と、アンディ・ウォーホル自身に言わせているよう^^;
ここに描かれるイーディ・セジウィックという女性は、
名門家の令嬢でありながら、彼の「ファクトリー」の
ミューズとなり、モデルとして圧倒的な人気を博すの
だけれど、彼女自身に確固たる個性?のようなものが
まるで無いため、ウォーホルに見捨てられて以降は、
見るも無残な姿で落魄れていってしまう。。。
もしも彼女が自分自身を「私は時代のミューズだ」と
自信を持って認めることができたなら、他の生き方も、
ウォーホルではない誰か。との共存も出来たと思う。
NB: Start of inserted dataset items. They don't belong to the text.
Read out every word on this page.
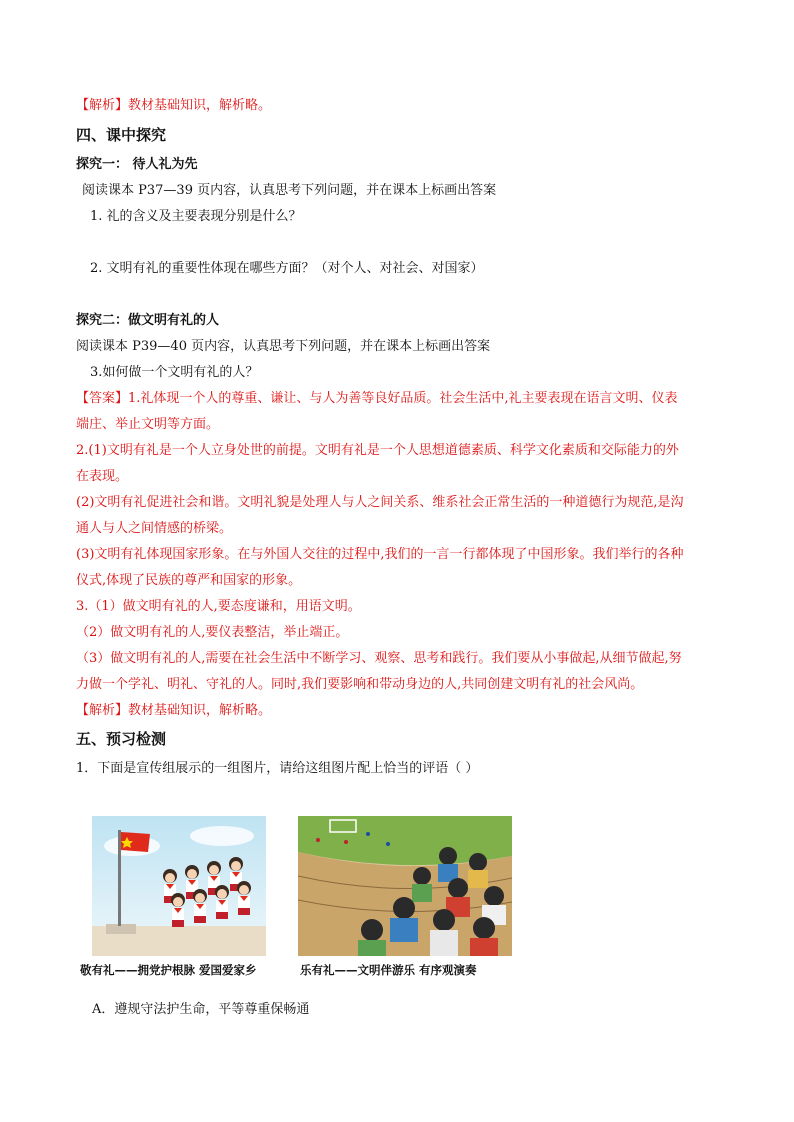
【解析】教材基础知识，解析略。
四、课中探究
探究一： 待人礼为先
阅读课本 P37—39 页内容，认真思考下列问题，并在课本上标画出答案
1. 礼的含义及主要表现分别是什么？
2. 文明有礼的重要性体现在哪些方面？（对个人、对社会、对国家）
探究二：做文明有礼的人
阅读课本 P39—40 页内容，认真思考下列问题，并在课本上标画出答案
3.如何做一个文明有礼的人？
【答案】1.礼体现一个人的尊重、谦让、与人为善等良好品质。社会生活中,礼主要表现在语言文明、仪表
端庄、举止文明等方面。
2.(1)文明有礼是一个人立身处世的前提。文明有礼是一个人思想道德素质、科学文化素质和交际能力的外
在表现。
(2)文明有礼促进社会和谐。文明礼貌是处理人与人之间关系、维系社会正常生活的一种道德行为规范,是沟
通人与人之间情感的桥梁。
(3)文明有礼体现国家形象。在与外国人交往的过程中,我们的一言一行都体现了中国形象。我们举行的各种
仪式,体现了民族的尊严和国家的形象。
3.（1）做文明有礼的人,要态度谦和，用语文明。
（2）做文明有礼的人,要仪表整洁，举止端正。
（3）做文明有礼的人,需要在社会生活中不断学习、观察、思考和践行。我们要从小事做起,从细节做起,努
力做一个学礼、明礼、守礼的人。同时,我们要影响和带动身边的人,共同创建文明有礼的社会风尚。
【解析】教材基础知识，解析略。
五、预习检测
1．下面是宣传组展示的一组图片，请给这组图片配上恰当的评语（ ）
敬有礼——拥党护根脉 爱国爱家乡	乐有礼——文明伴游乐 有序观演奏
A．遵规守法护生命，平等尊重保畅通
。
ボブ・ディランが恋人として現われて以降、彼女が
変わるチャンスを与えられたものの、肝心なところで、
お嬢様らしい優柔不断が異を招き、足を踏み外す。。。
べつにディランといて幸せになれたかどうかは疑問?
だけれど、ウォーホルよりは人間的だったと思うなぁ。
(彼をヘイデン・クリステンセンが演じたのにビックリ!)
しかしあくまで、ロック・スターだと表記されてます^^;
(彼が演じることをディランが固く否定したんですって)
彼女と関わった人が皆、彼女に魅了される。
確かにそれだけ美しい女性だった(シエナ・ミラー大熱演)
と分かるし、現代でも持て囃されただろうな~なんて
思うのだけれど、そんな華やかさ、ポップなファッション
からはほど遠い哀しさと切なさが強調された作品でした。